そしてその後、「項目変更履歴を一時保存しているカスタムオブジェクト」上のレコードは不要になるので削除します。
レコードトリガーフローでサブフローと非同期パスの設定
上記で作成したサブフローを呼び出すレコードトリガーフローを作成します。
次のように即時実行で「項目変更履歴を一時保存するサブフロー」を呼び出し、非同期に実行で「項目変更履歴をBigObjectに保存するサブフロー」を呼び出すように設定します。このようにそれぞれサブフローで処理を整理しておくことでメンテナンス性が高くなります。
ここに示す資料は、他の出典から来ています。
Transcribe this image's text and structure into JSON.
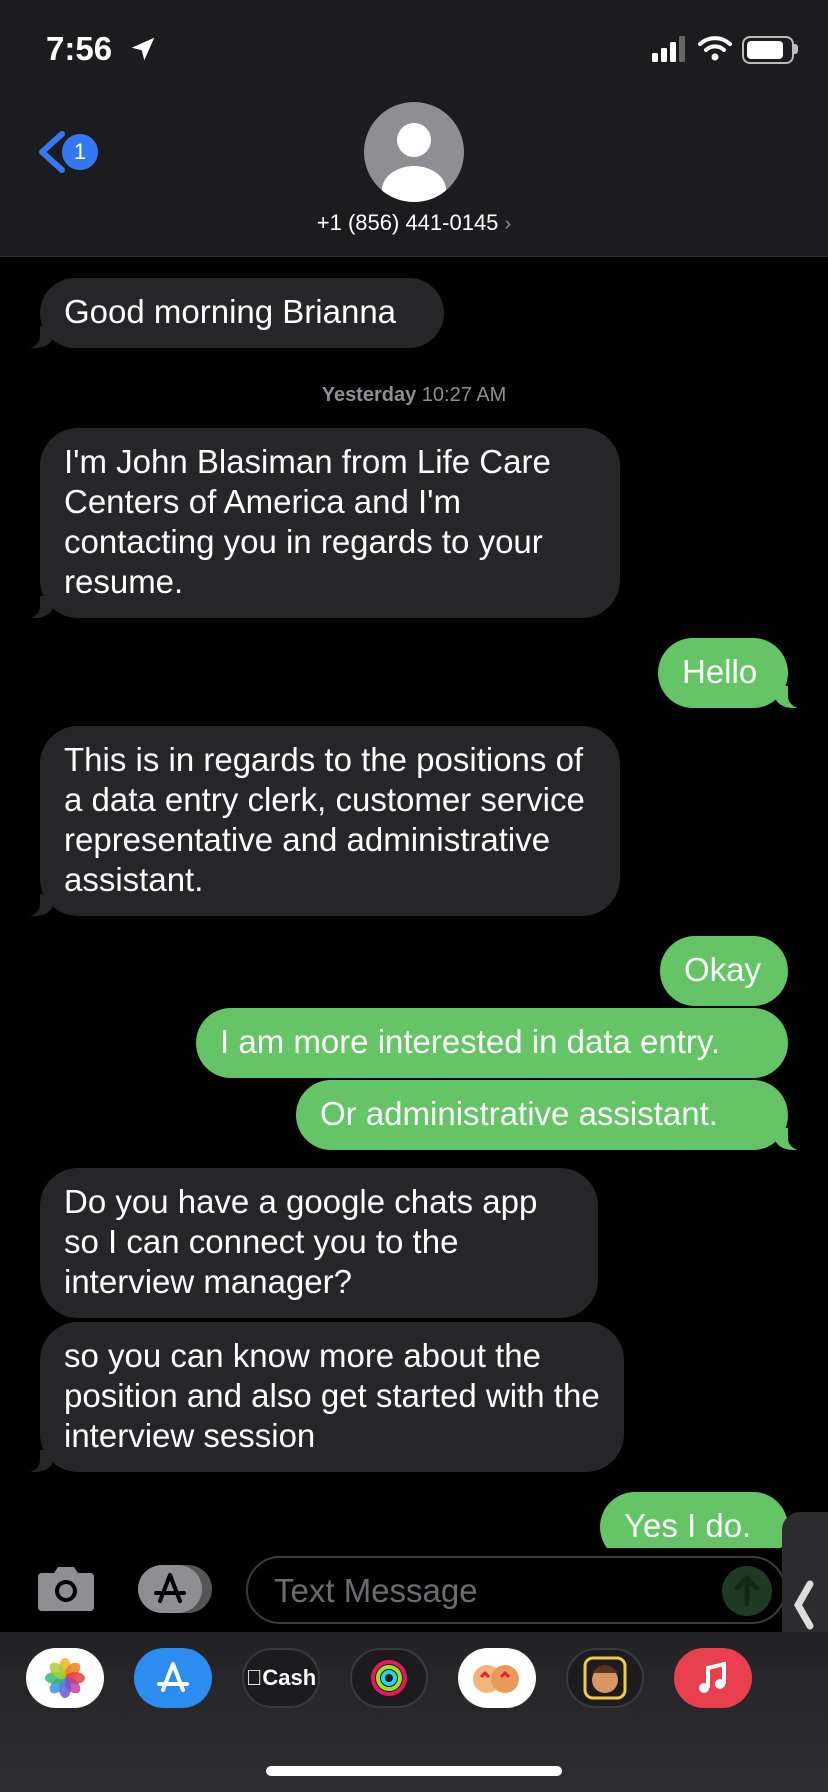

こちらのフローの開始条件設定は以下のようになります。
「トリガレコードの元のトランザクションが正常にコミットされた後に外部システムにアクセスするには、非同期に実行パスを含めます。」にチェックを入れることで非同期実行が可能になります。
即時実行で設定する「項目変更履歴を一時保存するサブフロー」では入力値に以下のように設定し、変更前のレコード情報と変更後のレコード情報をサブフローに渡すようにします。
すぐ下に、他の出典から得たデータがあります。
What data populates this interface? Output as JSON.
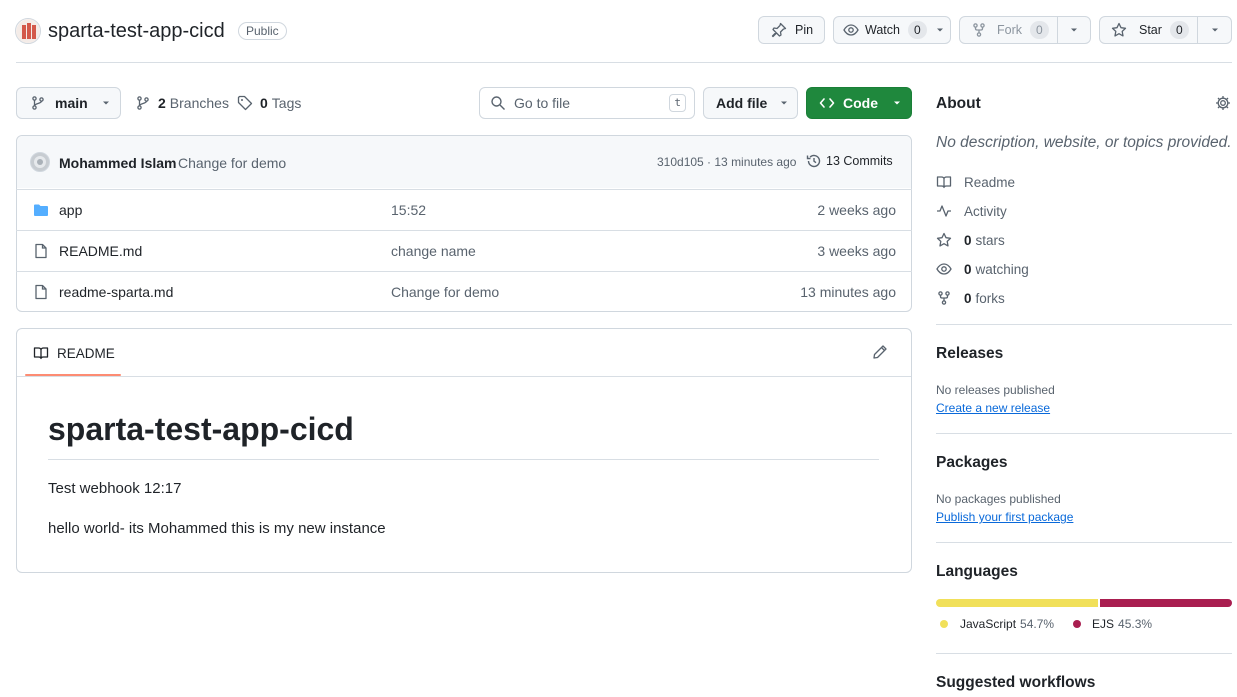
{
  "repo": {
    "name": "sparta-test-app-cicd",
    "visibility": "Public"
  },
  "header_actions": {
    "pin_label": "Pin",
    "watch_label": "Watch",
    "watch_count": "0",
    "fork_label": "Fork",
    "fork_count": "0",
    "star_label": "Star",
    "star_count": "0"
  },
  "toolbar": {
    "branch": "main",
    "branches_count": "2",
    "branches_label": "Branches",
    "tags_count": "0",
    "tags_label": "Tags",
    "search_placeholder": "Go to file",
    "search_shortcut": "t",
    "add_file_label": "Add file",
    "code_label": "Code"
  },
  "commit": {
    "author": "Mohammed Islam",
    "message": "Change for demo",
    "meta": "310d105 · 13 minutes ago",
    "commits_label": "13 Commits"
  },
  "files": [
    {
      "name": "app",
      "type": "folder",
      "message": "15:52",
      "time": "2 weeks ago"
    },
    {
      "name": "README.md",
      "type": "file",
      "message": "change name",
      "time": "3 weeks ago"
    },
    {
      "name": "readme-sparta.md",
      "type": "file",
      "message": "Change for demo",
      "time": "13 minutes ago"
    }
  ],
  "readme": {
    "tab_label": "README",
    "title": "sparta-test-app-cicd",
    "paragraphs": [
      "Test webhook 12:17",
      "hello world- its Mohammed this is my new instance"
    ]
  },
  "about": {
    "heading": "About",
    "description": "No description, website, or topics provided.",
    "readme_label": "Readme",
    "activity_label": "Activity",
    "stars_count": "0",
    "stars_label": "stars",
    "watching_count": "0",
    "watching_label": "watching",
    "forks_count": "0",
    "forks_label": "forks"
  },
  "releases": {
    "heading": "Releases",
    "empty_text": "No releases published",
    "create_link": "Create a new release"
  },
  "packages": {
    "heading": "Packages",
    "empty_text": "No packages published",
    "publish_link": "Publish your first package"
  },
  "languages": {
    "heading": "Languages",
    "items": [
      {
        "name": "JavaScript",
        "percent": "54.7%",
        "value": 54.7,
        "color": "#f1e05a"
      },
      {
        "name": "EJS",
        "percent": "45.3%",
        "value": 45.3,
        "color": "#a91e50"
      }
    ]
  },
  "workflows": {
    "heading": "Suggested workflows"
  }
}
BigObjectを関連リストで表示するパッケージをAppExchangeからインストール
こちらからインストールすることができます。
BigObjectを関連リストで表示するパッケージをページレイアウトに追加
レコード詳細ページのレイアウトにタブを追加し、そこにカスタムコンポーネント「Big Object Related List」を選択してドラッグアンドドロップで配置します。
各パラメータの設定は以下の通りです。
パラメータ | 値 |
---|---|
Big Object API Name | ColumnsChangeHistory__b |
Lookup field API Name | RecordId__c |
Fields to display for each record | ColumnName__c,OldValue__c,NewValue__c, UpdatedDateTime__c, User__c |
Number of records options | 100,200,300,400,500 |
Display mode(large screens) | Table |
Display mode(medium screens) | Table |
Display mode(small screens) | Tiles |
動作確認
それでは実際に動作するか確認してみます。
ちょうど「株式会社セールスフォース・ドットコム」社が「株式会社セールスフォース・ジャパン」に社名変更するとのことなので、変更してみます。編集画面で普通に編集します。
その後、項目変更履歴のタブで確認するとBigObjectのレコードとして項目変更履歴が作成されていることが確認できます。
まとめ
Apexも書ける人であれば、わざわざフローで実装、とはなかなかならないかもしれませんが、エンジニアでない人でもあらゆる処理の実装が可能なのでフローの需要は高いんじゃないでしょうか。機能もどんどん拡張されていくので、今後はApexよりフローを優先して設計を行っていったほうがいいのかもしれないと考えています。
現状ではSalesforceベンダーに開発を依頼しているユーザ企業も多いと思いますが、フローでSalesforce開発が内製化できる企業が増えていくといいなと考えてます。